Le Hang'art a pris ses quartiers d'été mais maintient le contact : Béatrice Nodé-Langlois nous livre à un rythme estival les épisodes de son feuilleton berlinois.

Voici le 2e. Le 3e vers le 15 août et le dernier avant la rentrée.
Bonne lecture,
Bonnes vacances !




"HIER" à Berlin, épisode 2


Rappel de l’épisode précédent : la narratrice, en visite à Berlin avec un groupe, est partie à la découverte, sans guide.



Ma balade solitaire a commencé par mille pertes de temps. Tenter de comprendre la signalétique d’une ligne de métro... chercher sur un plan des noms imprononçables pour quelqu’un comme moi qui ne connaît pas dix mots d’allemand... descendre à différentes stations, histoire d’entrevoir ce qu’il se passe à l’extérieur... reprendre le métro... en ressortir... arpenter, cette fois, une longue rue toute droite, y transpirer sous ma veste en trop, mon sac alourdi par le parapluie pour le cas où, et mes collyres obligés... croiser un magasin genre tout en stock et y acheter le déodorant qui remplacerait l’aérosol, confisqué pour dangerosité par les employés du contrôle, ce matin, à Orly... retourner dans le métro...

Le métro U de Berlin avec lequel je me familiarise n’a ni la lumière, ni le lacis de couloirs, ni les quais étroits de celui de Paris.
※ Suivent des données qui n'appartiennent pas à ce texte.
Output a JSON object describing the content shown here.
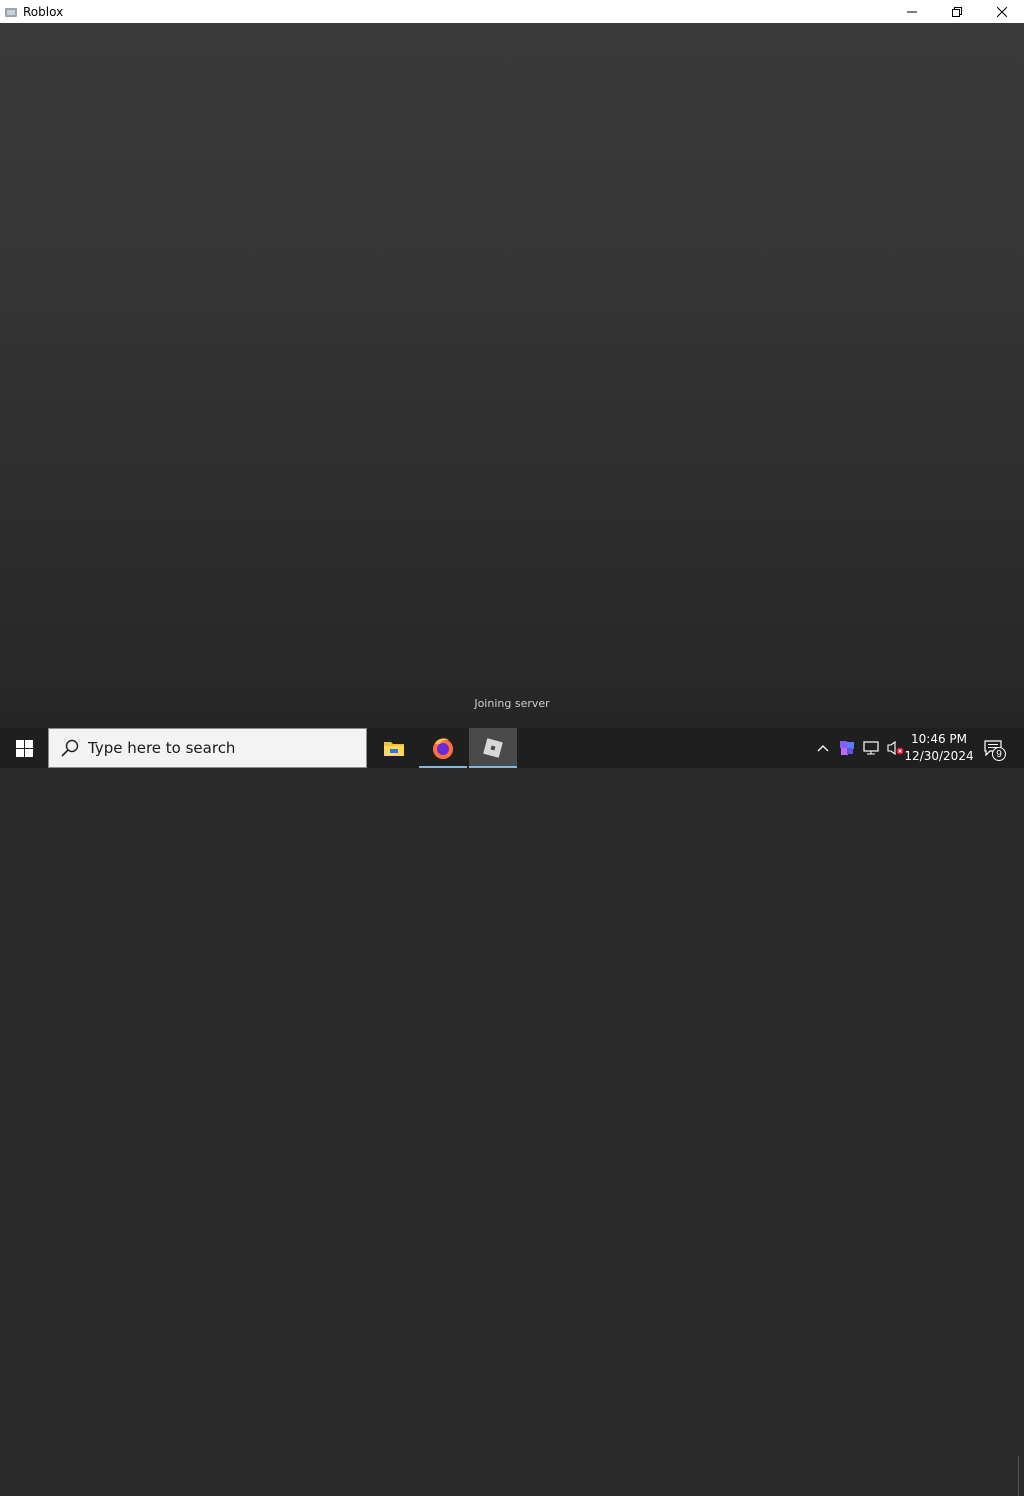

Il n’a ni la céramique blanche, ni les affiches qui, à Paris, font penser à une longue bande dessinée cryptée qui se déploie, ou s’entortille, c’est selon...

Il n’évoque pas non plus un forage de taupes géantes, mais une succession de places publiques souterraines, ponctuées de colonnes de métal, grossièrement peintes et boulonnées, et reliées entre elles par de vieux trains, poussiéreux, étriqués, et provinciaux au point d’avoir toutes leurs vitres voilées non de tags violents et multicolores, mais de sortes de décalcomanies, façon dentelles de grand-mère, répétant ennuyeusement la forme blanche et stylisée de la porte Brandebourg...

En montant dans ce genre de wagon, je m’attendais à trouver un chat endormi sur un coussin brodé de l’Angelus de Millet, une couronne de mariée sous globe, et un porte pipes sur la cheminée... Oh ! j’allais oublier la pendule d'argent Qui ronronne au salon, qui dit oui qui dit non, qui dit : je vous attends...

Mais c’est tout autre chose qui me frappe quand je replie mon plan comme, en d’autres temps et d’autres lieux, on replierait un éventail. Ce qui m’entoure dans ce wagon c’est la vie courante, banale, débrouillarde et active de ceux qui ne sont nés ni coiffés, ni avec une cuiller d’argent dans la bouche, ni de la cuisse de Jupiter. Je veux dire la foule solitaire, remuante et braillarde, des garçons et des filles cool qui mordent dans des sandwiches tirés de sacs de papier brun sûrement recyclable. Ou sucent à travers des pailles de nylon la perfusion liquide qui leur vient de gobelets en carton blanc plastifié. Ils se tiennent debout, pressés les uns contre les autres, et s’accrochent aux barres... À mieux regarder, une tour, vraisemblablement turque, m’apparaît plus bas. Affaissée sur un siège. Une tour humaine, large et massive, dont chaque trait du visage – les sourcils, les paupières, les lèvres, l’ombre des narines et de la moustache – est largement souligné de noir. Un personnage à la Rouault. Ou dans le genre des sarcophages du Fayoum... Et, juste à côté d’elle, une femme que j’imagine sortie d’un tableau expressionniste. Nez pointu, lèvres pincées, regard vert, chevelure rousse, joues orange ombrées de mauve, elle a quelque chose de clownesque et de provocant à la fois.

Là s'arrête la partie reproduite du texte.